Medicare-for-All proponents need to address rational ignorance
Unfortunately, the portrayal of Medicare-for-All as radical reform is, in part, due to Sanders himself and how he sells the idea to Democratic voters — who generally support the concept, even among many of Sanders’ non-supporters.
“If you support Medicare-for-All, you have to be willing to end the greed of the health insurance and pharmaceutical industries,” Sanders says in his current stump speech. “That means boldly transforming our dysfunctional system by ending the use of private health insurance. It is imperative that we remain steadfast in our commitment to guarantee healthcare as a human right and no longer private corporations to make billions of dollars in profits off Americans’ healthcare.”
Drama sells and Sanders understandably presents his healthcare proposal in that light. But while bold rhetoric may work for Democratic activists, it may be counterproductive in persuading those on the fence with respect to Medicare-for-All.

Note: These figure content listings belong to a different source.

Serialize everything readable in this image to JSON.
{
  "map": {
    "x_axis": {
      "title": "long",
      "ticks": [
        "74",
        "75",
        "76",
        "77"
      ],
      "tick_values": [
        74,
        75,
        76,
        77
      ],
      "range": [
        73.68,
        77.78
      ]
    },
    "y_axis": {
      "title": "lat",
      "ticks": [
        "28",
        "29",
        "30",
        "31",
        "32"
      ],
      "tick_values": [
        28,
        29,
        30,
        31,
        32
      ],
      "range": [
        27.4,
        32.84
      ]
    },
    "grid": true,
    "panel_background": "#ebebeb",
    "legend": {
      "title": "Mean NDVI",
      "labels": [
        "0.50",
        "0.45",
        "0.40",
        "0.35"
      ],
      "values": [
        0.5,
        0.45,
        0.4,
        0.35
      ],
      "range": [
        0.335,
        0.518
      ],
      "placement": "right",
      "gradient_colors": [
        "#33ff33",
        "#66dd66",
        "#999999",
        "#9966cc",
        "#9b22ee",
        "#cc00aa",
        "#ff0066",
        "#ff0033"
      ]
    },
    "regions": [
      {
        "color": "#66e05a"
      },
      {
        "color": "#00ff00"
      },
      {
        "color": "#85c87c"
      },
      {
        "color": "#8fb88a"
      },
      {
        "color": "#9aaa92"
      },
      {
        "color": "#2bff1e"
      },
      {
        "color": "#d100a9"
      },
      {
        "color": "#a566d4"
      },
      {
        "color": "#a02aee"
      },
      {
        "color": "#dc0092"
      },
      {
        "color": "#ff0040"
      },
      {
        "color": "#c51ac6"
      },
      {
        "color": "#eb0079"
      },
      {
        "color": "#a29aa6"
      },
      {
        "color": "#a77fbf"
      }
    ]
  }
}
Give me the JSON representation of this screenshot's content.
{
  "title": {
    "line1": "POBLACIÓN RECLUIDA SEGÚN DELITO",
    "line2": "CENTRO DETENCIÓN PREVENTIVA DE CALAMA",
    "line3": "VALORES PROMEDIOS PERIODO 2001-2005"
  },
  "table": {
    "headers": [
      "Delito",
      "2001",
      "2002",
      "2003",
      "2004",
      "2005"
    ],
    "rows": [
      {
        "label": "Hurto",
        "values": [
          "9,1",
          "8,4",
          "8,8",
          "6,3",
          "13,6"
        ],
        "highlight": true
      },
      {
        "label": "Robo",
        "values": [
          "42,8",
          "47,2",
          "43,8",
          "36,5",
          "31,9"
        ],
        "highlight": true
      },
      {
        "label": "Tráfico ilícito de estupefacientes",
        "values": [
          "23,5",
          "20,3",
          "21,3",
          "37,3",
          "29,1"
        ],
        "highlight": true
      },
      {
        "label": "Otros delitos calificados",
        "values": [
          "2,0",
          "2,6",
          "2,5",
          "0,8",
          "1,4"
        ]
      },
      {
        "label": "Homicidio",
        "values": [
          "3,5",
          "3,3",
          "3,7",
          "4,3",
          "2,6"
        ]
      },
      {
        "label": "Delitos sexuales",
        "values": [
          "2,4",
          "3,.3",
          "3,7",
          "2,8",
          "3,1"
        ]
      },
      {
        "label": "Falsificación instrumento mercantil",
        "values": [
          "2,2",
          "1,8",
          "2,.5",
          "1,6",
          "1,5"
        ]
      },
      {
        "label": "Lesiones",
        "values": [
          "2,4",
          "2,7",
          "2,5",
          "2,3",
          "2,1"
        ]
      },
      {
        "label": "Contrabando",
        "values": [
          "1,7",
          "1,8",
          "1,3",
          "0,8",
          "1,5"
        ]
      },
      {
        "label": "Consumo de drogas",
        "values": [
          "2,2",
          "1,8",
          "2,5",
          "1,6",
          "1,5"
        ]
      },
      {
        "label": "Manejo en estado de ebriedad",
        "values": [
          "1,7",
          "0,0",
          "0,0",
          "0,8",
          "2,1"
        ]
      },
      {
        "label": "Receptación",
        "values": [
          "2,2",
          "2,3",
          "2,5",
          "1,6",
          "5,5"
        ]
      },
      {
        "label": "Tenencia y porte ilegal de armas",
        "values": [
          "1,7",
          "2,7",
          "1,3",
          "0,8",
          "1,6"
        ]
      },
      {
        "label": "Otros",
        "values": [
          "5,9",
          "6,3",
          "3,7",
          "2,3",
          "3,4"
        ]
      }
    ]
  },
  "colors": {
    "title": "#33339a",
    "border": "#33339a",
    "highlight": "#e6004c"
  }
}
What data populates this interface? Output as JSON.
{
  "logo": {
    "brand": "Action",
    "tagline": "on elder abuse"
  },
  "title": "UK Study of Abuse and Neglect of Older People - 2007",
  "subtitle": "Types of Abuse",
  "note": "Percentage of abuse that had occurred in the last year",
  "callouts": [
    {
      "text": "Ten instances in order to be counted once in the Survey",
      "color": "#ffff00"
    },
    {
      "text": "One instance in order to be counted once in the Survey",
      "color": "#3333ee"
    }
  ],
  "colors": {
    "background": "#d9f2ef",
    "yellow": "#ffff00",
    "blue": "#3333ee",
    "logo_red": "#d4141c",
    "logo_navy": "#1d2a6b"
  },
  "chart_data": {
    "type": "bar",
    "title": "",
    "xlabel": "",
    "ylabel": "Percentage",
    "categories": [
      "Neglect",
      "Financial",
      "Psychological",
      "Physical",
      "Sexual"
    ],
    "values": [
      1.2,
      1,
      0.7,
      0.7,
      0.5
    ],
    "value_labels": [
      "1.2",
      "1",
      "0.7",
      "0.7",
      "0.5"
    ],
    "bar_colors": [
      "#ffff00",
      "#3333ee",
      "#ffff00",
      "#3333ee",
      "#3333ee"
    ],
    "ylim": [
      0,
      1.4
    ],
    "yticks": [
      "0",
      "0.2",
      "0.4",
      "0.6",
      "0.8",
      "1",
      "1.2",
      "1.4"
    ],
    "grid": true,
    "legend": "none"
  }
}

Before he died, Fox News analyst Charles Krauthammer conceded that this country was heading towards a Medicare-for-All system. He wasn’t a fan, even as he acknowledged its legitimate political attraction.
“I think, historically speaking, we’re at the midpoint,” he told Fox News’ Chris Wallace in May 2017 as Congress was debating whether to end Obamacare. . “We had seven years of ObamaCare, a change in expectations, and I would predict in less than seven years we’ll be in a single-payer system.”
Predicting that whatever Congress and President Trump came up with in 2017 would be ‘rickety,’ Krauthammer concluded: “It’s likely that Republicans are going to suffer at the polls, and as a result of that — if that happens — you’re going to get a sea-change in opinion. Then there’s only two ways to go: to a radically individualist system, where the market rules, or to single-payer. And the country is not going to go back to radically individualist.”
Unlike Joe Biden or Pete Buttigieg or Kamala Harris, Krauthammer educated himself on single-payer systems (e.g., Medicare-for-All). He consciously went beyond rational ignorance, though he remained a critic of the statist approach to healthcare. The radical approach to healthcare is our current private insurance-based, individualist system. It has failed and Krauthammer grudgingly acknowledged as much.
Medicare-for-All is the prudent expansion of a well-established program to other segments in the population that are, on average, healthier than those currently covered by Medicare. The overall cost effectiveness of Medicare should increase as it covers younger, healthier population segments.
In truth, Medicare-for-All is the most prudent, safest, and least complicated way to bring meaningfully improvement to the U.S. healthcare system. Tinkering on the margins by offering a public option (of unknown price competitiveness) within an already bloated, inefficient healthcare system is far costlier and riskier.